Water Supply: Consider having multiple garden hoses that are long enough to reach all areas of your home and other structures on your property. If you have a pool or well, consider getting a pump
Here are some instructions from the California Department of Forestry and Fire Protection on making an effective family disaster plan:
1. Create a family disaster plan that includes meeting locations and communication plans and practice it regularly. Include in your plan the evacuation of large animals.
2. Have fire extinguishers on hand and train your family how to use them.
3. Ensure that your family knows where your gas, electric and water main shut-off controls are and how to use them.
4. Plan different evacuation routes and a meeting location outside the fire hazard area.
5. Appoint an out-of-area friend or relative as a point of contact so you can communicate with family members who have relocated.
6. Maintain a list of emergency contact numbers posted near your phone and in your emergency supply kit.
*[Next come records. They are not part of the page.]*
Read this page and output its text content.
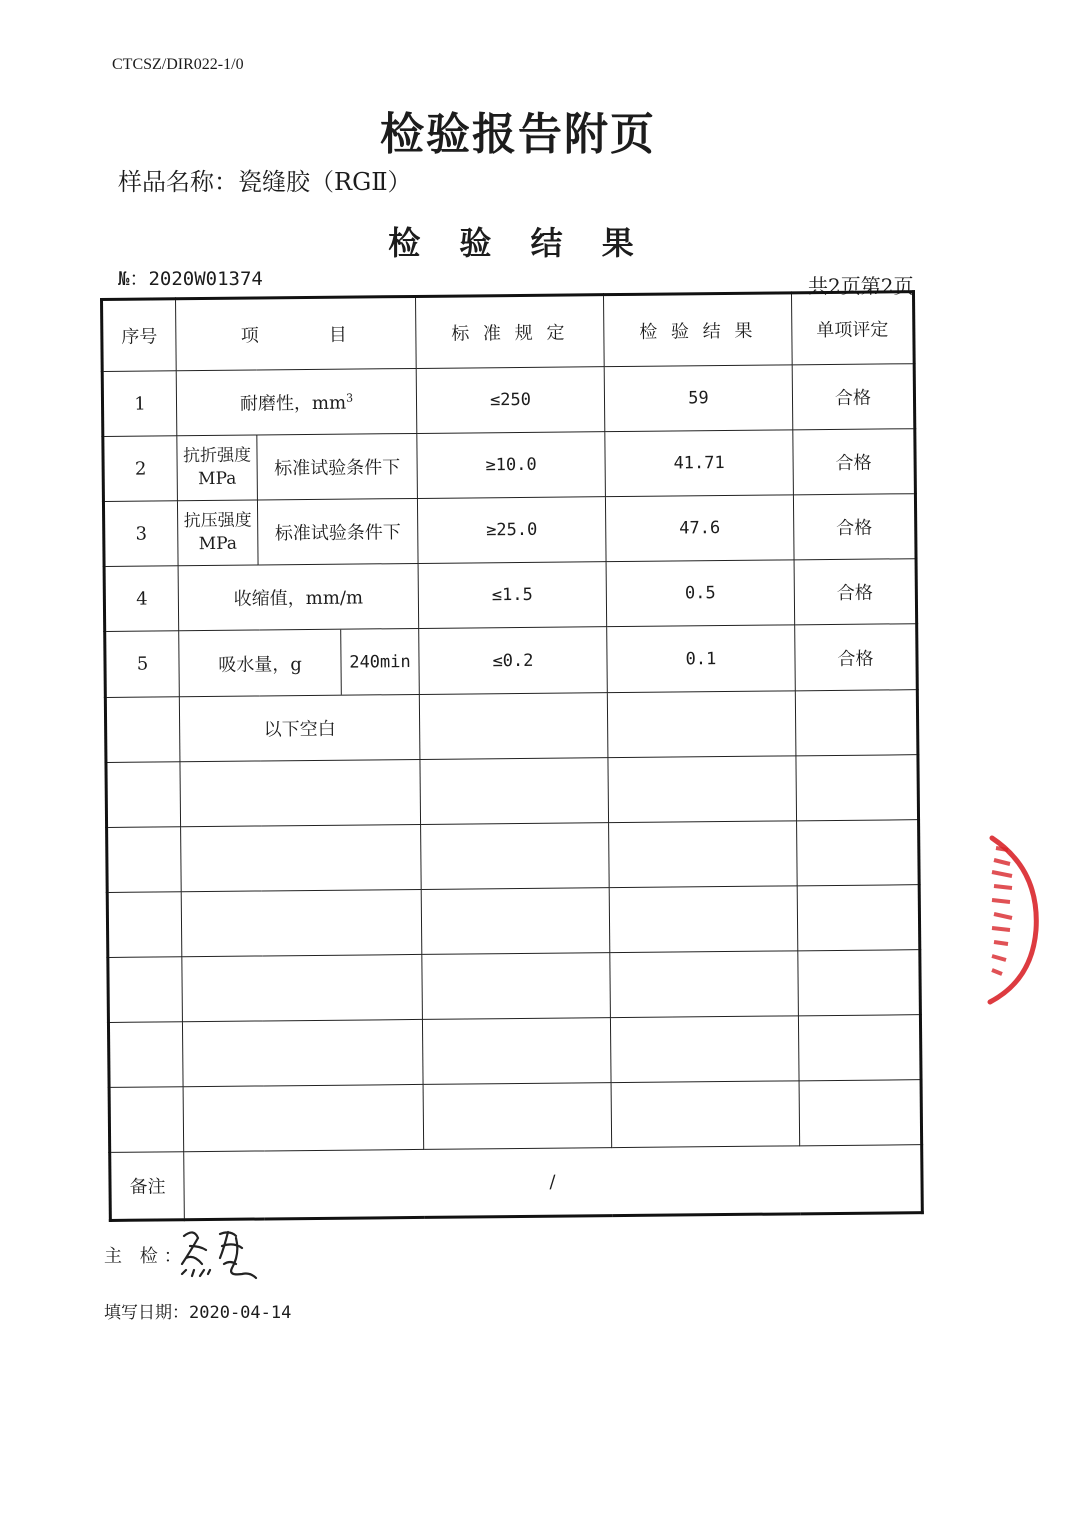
CTCSZ/DIR022-1/0
检验报告附页
样品名称：瓷缝胶（RGⅡ）
检 验 结 果
№：2020W01374	共2页第2页
序号	项　　　目		标 准 规 定	检 验 结 果	单项评定
1	耐磨性，$mm^3$		≤250	59	合格
2	抗折强度
MPa	标准试验条件下	≥10.0	41.71	合格
3	抗压强度
MPa	标准试验条件下	≥25.0	47.6	合格
4	收缩值，mm/m		≤1.5	0.5	合格
5	吸水量，g 240min		≤0.2	0.1	合格
	以下空白				

备注	/				
主 检：
填写日期：2020-04-14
7. Assemble an emergency supply kit.
Supplies to take with you if you need to evacuate:
Water—one gallon per person, per day (3-day supply)
Food—non-perishable, easy-to-prepare items (3-day supply)
Battery-powered or hand-crank radio (NOAA Weather Radio, if possible)
First aid kit
Medications (7-day supply) and medical items
Sanitation and personal hygiene items
Copies of personal documents (medication list and pertinent medical information, deed/lease to home, birth certificates, insurance policies)
Cell phone with chargers
Family and emergency contact information
Map(s) of the area
Other essential items that could not be replaced if they were destroyed
Keep an extra emergency supply kit in your car in case you can’t get to your home because of fire.
Have a portable radio or scanner so you can stay updated on the fire.
When a wildfire warning is issued:
Listen to the radio for reports and evacuation information and instructions.
Leave early enough to avoid getting caught in fire, smoke or road congestion. Don’t wait to be told by authorities to leave. In an intense wildfire, they may not have time to knock on every door. If you are advised to leave, don’t hesitate, GO!